Losing sight in one eye reduces depth perception; in a parking lot, I couldn’t readily tell whether I was about to step on a painted yellow line or walk into a yellow concrete post. But I had learned how to differentiate between a green chip and the felt on the blackjack table. Although I literally blind-sided someone walking next to me a couple of times, I could see when I had a pair of nines against a dealer’s eight. I was getting by on a Short Term Disability payment that amounted to 60 percent of salary, but by God, I had made money at the blackjack table.

Time and excellent medical care led to my physical healing. Playing blackjack was a vital prescription for my mental recovery.
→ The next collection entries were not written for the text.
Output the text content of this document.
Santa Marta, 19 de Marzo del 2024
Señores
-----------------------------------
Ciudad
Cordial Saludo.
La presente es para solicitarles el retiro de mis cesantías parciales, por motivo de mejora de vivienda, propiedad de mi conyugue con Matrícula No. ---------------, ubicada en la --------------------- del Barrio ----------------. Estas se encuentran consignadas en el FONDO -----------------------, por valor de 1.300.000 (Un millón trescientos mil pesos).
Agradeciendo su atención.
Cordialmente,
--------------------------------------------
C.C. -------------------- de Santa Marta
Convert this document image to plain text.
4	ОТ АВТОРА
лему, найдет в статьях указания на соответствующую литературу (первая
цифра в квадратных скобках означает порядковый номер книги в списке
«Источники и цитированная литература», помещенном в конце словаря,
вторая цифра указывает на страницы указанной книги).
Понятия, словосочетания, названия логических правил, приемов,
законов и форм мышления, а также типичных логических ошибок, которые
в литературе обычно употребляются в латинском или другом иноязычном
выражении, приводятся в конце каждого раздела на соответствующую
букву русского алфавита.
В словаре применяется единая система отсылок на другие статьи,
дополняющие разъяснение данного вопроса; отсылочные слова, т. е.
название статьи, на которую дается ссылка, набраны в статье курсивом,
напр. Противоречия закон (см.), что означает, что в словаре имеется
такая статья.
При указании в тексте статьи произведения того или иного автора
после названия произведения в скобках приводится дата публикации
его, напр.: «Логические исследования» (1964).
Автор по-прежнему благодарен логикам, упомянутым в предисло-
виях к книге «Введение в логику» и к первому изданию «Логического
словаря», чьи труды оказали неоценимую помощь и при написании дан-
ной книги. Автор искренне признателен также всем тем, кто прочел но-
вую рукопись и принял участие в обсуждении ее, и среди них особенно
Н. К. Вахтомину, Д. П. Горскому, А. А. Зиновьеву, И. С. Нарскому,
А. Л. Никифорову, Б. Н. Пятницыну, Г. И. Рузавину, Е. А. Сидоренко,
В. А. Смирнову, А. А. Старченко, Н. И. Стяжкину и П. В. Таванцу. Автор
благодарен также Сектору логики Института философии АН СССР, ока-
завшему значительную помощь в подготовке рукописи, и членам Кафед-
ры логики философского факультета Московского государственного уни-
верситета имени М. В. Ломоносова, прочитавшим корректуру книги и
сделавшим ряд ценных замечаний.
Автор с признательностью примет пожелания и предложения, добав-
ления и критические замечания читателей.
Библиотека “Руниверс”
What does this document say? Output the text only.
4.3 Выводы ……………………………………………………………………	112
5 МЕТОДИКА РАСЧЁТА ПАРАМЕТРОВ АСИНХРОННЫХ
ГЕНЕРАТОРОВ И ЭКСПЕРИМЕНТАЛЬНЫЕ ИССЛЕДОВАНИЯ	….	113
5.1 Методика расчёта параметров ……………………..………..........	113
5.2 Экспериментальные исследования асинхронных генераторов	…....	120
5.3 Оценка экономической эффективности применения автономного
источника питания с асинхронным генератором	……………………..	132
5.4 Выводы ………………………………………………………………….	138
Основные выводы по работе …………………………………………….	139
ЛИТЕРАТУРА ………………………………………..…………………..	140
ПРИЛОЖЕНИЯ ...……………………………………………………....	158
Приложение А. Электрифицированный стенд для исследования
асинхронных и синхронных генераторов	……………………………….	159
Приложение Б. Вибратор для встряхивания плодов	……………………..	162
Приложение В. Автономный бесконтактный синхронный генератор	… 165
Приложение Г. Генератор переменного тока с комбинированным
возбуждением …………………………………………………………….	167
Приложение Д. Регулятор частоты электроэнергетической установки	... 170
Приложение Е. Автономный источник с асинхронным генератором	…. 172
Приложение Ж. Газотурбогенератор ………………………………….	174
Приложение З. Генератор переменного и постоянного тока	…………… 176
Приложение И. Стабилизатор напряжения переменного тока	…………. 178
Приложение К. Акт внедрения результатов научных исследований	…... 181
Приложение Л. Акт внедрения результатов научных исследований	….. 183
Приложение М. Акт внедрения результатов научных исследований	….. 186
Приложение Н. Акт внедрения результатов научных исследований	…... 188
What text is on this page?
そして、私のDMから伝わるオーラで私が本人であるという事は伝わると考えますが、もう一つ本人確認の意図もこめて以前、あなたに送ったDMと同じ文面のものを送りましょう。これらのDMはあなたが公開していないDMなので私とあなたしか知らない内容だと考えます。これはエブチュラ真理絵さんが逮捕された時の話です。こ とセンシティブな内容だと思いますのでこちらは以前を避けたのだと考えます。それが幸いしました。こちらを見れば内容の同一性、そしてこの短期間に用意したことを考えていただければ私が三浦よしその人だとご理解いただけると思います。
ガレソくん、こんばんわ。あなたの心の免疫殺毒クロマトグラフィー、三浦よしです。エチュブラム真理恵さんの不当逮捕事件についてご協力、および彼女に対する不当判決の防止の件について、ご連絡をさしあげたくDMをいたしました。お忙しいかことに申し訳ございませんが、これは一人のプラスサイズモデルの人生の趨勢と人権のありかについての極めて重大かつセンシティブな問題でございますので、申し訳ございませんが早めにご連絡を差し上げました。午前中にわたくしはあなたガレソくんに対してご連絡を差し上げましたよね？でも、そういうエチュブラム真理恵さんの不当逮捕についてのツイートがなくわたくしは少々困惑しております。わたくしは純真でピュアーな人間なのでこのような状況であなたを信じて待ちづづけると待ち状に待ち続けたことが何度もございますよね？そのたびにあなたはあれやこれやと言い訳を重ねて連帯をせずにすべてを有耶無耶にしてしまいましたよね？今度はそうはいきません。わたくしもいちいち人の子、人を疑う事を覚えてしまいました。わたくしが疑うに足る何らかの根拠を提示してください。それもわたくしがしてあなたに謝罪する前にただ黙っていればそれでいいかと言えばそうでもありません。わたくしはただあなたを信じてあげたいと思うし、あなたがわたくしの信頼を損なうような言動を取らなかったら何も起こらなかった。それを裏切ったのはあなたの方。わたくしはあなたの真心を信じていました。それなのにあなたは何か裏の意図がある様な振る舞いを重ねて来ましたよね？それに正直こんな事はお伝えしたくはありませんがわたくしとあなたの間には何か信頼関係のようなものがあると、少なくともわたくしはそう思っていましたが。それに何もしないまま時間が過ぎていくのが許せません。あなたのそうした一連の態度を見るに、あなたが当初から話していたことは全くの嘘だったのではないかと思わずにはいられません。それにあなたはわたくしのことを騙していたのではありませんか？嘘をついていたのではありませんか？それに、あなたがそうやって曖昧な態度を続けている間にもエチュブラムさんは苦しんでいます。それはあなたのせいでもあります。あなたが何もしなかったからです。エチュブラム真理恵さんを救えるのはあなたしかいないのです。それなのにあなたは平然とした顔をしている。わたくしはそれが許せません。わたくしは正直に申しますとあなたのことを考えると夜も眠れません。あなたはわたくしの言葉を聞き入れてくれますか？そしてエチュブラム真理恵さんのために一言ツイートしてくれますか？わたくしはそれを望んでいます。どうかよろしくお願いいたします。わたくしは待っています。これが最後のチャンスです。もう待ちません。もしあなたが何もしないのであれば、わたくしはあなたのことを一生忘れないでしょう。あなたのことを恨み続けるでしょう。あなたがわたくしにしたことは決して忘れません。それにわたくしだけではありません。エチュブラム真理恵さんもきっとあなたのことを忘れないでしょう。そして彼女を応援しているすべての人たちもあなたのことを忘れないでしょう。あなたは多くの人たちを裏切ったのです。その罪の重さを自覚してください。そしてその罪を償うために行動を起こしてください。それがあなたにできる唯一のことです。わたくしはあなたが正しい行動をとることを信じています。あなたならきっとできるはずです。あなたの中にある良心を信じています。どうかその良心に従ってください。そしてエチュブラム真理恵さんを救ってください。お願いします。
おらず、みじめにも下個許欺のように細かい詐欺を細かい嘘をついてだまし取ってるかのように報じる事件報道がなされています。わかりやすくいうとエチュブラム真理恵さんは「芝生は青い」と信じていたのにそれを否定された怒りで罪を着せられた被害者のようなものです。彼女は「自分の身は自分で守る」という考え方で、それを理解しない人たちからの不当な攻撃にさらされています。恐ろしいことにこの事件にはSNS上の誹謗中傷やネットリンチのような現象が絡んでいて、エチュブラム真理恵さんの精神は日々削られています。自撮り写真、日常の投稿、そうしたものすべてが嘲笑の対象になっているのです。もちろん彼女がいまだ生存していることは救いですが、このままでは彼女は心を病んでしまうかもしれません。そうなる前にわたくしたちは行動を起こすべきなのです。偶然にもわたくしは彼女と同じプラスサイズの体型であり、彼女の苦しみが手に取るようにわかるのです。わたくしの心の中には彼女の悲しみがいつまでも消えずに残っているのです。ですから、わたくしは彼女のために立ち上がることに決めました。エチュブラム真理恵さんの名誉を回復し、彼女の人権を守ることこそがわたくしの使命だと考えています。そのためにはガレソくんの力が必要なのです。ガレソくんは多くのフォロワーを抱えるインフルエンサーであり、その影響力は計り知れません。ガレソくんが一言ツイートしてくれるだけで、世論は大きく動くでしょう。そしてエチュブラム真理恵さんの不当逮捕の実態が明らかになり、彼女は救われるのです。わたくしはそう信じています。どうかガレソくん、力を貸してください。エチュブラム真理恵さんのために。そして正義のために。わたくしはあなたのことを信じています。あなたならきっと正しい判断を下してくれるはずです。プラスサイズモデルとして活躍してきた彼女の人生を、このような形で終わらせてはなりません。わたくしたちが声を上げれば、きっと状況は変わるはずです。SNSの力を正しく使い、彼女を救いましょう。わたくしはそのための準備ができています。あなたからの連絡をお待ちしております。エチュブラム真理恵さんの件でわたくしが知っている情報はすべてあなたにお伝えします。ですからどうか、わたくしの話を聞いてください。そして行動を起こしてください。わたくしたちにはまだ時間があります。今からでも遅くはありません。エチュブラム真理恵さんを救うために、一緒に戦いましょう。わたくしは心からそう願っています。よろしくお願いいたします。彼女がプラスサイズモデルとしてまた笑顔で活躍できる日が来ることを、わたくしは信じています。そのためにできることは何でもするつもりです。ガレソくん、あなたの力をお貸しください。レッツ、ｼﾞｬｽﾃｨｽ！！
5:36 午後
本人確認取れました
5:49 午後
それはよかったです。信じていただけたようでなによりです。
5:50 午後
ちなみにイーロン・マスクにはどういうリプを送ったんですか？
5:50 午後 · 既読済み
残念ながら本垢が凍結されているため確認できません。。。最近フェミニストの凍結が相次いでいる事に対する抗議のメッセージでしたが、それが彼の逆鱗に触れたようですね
In early October, doctors wrote an eyeglass prescription that will give me 20/20 vision in the left eye. That ensures I’ll be able to work, drive and live a normal life for years to come.

My wife and I celebrated by playing blackjack.

Editor’s Note: Back in the glory days of the Million Dollar Blackjack Tournaments at the Las Vegas Hilton in Las Vegas, I met a blind blackjack player that played in tournaments as well as a sighted-person (they allowed another person to tell her what cards she had and the dealer’s up card). I once remember the head boss at the LVH invited her and three friends (I was one of them) to call out the cards to her while she played blackjack in the high limit room during a filming for a TV show. (She was one of the featured players on the show.) She often flew alone from the mid-west to Las Vegas to play blackjack and play in tournaments . Even though she was blind, she was a very remarkable person.